Sariputta | Dhammapada | The Story of Licchavi Princes Sariputta

The Story of Licchavi Princes

While residing at the Kutagara monastery in Vesali, the Buddha uttered Verse (214) of this book, with reference to the Licchavi princes.

On one festival day, the Buddha entered the town of Vesali, accompanied by a retinue of bhikkhus. On their way, they met some Licchavi princes, who had come out elegantly dressed up. The Buddha seeing them in full regalia said to the bhikkhus, "Bhikkhus, those who have not been to the Tavatimsa deva world should have a good look at these Licchavi princes." The princes were then on their way to a pleasure garden. There, they quarrelled over a prostitute and soon came to blows. As a result, some of them had to be carried home, bleeding. As the Buddha returned with the bhikkhus after his meal in the town, they saw the wounded princes being carried home.

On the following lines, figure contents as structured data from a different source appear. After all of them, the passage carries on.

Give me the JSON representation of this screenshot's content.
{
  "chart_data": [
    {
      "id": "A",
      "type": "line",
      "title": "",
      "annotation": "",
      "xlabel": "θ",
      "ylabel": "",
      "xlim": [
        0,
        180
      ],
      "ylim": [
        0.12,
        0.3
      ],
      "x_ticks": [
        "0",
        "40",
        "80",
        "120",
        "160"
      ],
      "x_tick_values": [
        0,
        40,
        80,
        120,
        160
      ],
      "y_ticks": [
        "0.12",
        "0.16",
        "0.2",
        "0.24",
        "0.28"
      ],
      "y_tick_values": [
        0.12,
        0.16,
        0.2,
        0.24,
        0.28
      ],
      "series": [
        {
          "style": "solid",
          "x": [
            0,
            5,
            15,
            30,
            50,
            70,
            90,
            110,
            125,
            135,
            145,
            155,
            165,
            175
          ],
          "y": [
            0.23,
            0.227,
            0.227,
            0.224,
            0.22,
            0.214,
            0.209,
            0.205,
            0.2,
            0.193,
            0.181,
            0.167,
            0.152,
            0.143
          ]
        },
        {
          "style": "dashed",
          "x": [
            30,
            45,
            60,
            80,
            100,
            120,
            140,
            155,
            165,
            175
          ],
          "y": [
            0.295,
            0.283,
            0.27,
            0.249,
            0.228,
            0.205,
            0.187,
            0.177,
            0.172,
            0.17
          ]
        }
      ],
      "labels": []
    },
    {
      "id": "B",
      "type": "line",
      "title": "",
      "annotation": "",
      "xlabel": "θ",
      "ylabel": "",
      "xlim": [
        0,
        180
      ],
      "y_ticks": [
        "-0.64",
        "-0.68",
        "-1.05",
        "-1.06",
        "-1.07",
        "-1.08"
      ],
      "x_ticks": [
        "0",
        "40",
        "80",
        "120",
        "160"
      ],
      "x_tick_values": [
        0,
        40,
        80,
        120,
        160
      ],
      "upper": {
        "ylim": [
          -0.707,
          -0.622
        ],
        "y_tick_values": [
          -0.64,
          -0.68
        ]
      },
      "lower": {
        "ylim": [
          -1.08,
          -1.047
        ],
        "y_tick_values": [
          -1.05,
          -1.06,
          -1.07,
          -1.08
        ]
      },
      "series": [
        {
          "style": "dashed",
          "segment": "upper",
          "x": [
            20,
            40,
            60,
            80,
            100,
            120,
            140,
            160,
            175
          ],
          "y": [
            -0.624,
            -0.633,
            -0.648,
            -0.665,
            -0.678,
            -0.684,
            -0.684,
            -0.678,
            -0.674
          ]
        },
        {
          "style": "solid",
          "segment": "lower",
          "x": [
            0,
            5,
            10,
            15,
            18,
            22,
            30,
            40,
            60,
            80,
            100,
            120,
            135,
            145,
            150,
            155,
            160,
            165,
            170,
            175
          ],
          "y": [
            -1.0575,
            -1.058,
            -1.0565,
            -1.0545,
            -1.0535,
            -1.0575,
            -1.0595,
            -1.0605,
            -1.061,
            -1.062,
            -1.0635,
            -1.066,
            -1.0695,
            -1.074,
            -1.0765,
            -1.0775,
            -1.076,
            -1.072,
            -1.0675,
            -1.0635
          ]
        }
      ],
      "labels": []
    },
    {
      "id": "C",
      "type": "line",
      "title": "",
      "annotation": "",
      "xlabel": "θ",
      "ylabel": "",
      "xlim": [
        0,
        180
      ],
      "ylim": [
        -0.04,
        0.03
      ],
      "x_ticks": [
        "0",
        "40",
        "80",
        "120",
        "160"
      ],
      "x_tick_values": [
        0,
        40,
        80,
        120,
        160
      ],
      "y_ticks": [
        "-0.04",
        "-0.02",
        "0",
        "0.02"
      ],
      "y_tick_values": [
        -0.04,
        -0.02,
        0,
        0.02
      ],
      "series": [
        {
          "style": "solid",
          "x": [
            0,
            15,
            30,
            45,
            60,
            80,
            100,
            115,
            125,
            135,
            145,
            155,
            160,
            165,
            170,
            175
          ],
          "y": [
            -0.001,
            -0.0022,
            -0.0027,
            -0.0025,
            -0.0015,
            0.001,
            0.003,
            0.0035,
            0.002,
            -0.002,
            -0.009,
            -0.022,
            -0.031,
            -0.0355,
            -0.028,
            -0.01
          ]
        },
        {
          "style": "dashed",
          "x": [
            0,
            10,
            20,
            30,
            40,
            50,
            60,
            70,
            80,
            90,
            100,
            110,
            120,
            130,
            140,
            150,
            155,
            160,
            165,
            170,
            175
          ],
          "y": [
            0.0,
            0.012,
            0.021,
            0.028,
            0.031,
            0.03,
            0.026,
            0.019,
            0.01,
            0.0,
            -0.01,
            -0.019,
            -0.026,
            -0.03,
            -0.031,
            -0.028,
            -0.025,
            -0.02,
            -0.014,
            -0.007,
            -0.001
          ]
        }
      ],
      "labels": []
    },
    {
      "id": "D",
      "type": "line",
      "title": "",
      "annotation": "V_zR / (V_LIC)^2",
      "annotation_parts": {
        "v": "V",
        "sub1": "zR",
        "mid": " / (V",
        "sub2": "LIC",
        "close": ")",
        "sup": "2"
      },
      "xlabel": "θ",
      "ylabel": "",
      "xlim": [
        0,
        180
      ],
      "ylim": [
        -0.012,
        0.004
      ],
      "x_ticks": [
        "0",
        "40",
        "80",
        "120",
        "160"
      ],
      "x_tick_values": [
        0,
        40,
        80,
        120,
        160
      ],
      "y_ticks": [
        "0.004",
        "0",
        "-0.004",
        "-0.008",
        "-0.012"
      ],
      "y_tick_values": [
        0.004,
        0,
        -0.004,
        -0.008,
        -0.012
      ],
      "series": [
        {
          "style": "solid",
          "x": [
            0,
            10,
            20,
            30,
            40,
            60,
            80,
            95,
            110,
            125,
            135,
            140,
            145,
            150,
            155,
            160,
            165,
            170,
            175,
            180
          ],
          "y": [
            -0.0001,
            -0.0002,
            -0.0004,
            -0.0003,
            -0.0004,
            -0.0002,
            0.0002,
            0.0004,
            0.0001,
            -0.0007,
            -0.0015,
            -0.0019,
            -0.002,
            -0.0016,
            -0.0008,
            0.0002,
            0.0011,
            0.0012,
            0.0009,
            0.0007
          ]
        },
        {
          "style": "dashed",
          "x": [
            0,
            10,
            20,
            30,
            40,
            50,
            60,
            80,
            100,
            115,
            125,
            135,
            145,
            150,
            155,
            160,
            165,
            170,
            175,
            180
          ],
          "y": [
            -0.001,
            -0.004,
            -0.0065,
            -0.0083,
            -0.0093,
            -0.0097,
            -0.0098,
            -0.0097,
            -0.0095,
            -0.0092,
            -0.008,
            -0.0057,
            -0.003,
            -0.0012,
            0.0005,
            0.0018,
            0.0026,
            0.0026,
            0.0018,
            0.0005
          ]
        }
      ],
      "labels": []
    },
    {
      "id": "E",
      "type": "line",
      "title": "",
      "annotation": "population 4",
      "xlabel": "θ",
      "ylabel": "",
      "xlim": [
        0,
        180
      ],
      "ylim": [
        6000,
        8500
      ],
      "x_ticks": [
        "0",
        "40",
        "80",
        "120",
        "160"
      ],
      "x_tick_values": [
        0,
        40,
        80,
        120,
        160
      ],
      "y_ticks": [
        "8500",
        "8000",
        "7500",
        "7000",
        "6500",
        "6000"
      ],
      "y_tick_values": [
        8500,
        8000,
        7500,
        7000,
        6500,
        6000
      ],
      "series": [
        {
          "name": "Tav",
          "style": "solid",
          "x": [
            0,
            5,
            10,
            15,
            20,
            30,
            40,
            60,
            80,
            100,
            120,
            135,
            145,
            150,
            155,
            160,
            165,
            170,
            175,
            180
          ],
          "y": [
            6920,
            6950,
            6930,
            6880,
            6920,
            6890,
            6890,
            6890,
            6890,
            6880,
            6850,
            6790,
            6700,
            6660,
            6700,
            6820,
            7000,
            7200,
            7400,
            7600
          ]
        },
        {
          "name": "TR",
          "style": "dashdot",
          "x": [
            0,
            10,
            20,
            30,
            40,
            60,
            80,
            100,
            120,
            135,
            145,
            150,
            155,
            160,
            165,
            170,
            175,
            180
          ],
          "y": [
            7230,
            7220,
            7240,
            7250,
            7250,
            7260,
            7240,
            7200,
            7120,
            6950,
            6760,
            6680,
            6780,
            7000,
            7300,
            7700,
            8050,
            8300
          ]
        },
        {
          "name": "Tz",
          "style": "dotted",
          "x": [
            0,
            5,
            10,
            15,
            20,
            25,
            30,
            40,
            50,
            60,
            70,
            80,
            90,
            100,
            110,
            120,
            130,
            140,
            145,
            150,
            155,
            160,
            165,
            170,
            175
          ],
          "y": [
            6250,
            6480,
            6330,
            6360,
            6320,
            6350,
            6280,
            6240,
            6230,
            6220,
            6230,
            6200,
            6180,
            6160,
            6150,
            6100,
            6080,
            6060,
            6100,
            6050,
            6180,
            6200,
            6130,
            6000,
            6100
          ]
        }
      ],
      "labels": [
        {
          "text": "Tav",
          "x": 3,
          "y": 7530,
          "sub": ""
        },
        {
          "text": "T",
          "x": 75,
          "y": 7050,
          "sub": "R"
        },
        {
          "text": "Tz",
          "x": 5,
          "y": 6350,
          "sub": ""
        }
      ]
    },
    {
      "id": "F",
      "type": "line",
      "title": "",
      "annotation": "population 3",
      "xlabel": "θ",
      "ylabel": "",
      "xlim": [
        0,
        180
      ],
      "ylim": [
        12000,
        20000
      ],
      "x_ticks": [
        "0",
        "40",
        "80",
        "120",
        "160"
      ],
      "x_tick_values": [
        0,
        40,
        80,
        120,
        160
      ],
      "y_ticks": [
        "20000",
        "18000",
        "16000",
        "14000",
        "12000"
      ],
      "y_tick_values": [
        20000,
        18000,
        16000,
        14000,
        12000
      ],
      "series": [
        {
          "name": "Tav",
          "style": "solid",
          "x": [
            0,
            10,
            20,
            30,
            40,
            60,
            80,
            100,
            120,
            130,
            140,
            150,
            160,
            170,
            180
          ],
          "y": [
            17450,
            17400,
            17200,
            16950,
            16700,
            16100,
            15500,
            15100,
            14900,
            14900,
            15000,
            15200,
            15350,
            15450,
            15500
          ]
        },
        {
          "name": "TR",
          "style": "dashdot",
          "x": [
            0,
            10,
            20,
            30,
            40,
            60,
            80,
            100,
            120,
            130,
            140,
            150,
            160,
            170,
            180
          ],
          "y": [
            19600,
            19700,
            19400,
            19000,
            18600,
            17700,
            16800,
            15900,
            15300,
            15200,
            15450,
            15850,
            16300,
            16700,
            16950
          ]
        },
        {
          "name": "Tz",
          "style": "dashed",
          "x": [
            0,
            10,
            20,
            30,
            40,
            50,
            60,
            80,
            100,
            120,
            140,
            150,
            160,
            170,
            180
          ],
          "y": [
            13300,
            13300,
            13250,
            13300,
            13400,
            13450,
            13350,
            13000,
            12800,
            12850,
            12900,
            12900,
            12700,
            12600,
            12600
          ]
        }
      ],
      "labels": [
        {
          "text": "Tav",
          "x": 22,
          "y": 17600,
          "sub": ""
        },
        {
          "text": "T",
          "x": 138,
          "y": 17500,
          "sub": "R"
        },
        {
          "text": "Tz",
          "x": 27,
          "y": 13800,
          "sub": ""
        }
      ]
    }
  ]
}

In connection with the above incident the bhikkhus remarked, "For the sake of a woman, these Licchavi princes are ruined." To them the Buddha replied, "Bhikkhus, sorrow and fear arise out of enjoyment of sensual pleasures and attachment to them."

Then the Buddha spoke in verse as follows:

Verse 214: Attachment (to sensual pleasures) begets sorrow, attachment begets fear. For him who is free from attachment there is no sorrow; how can there be fear for him?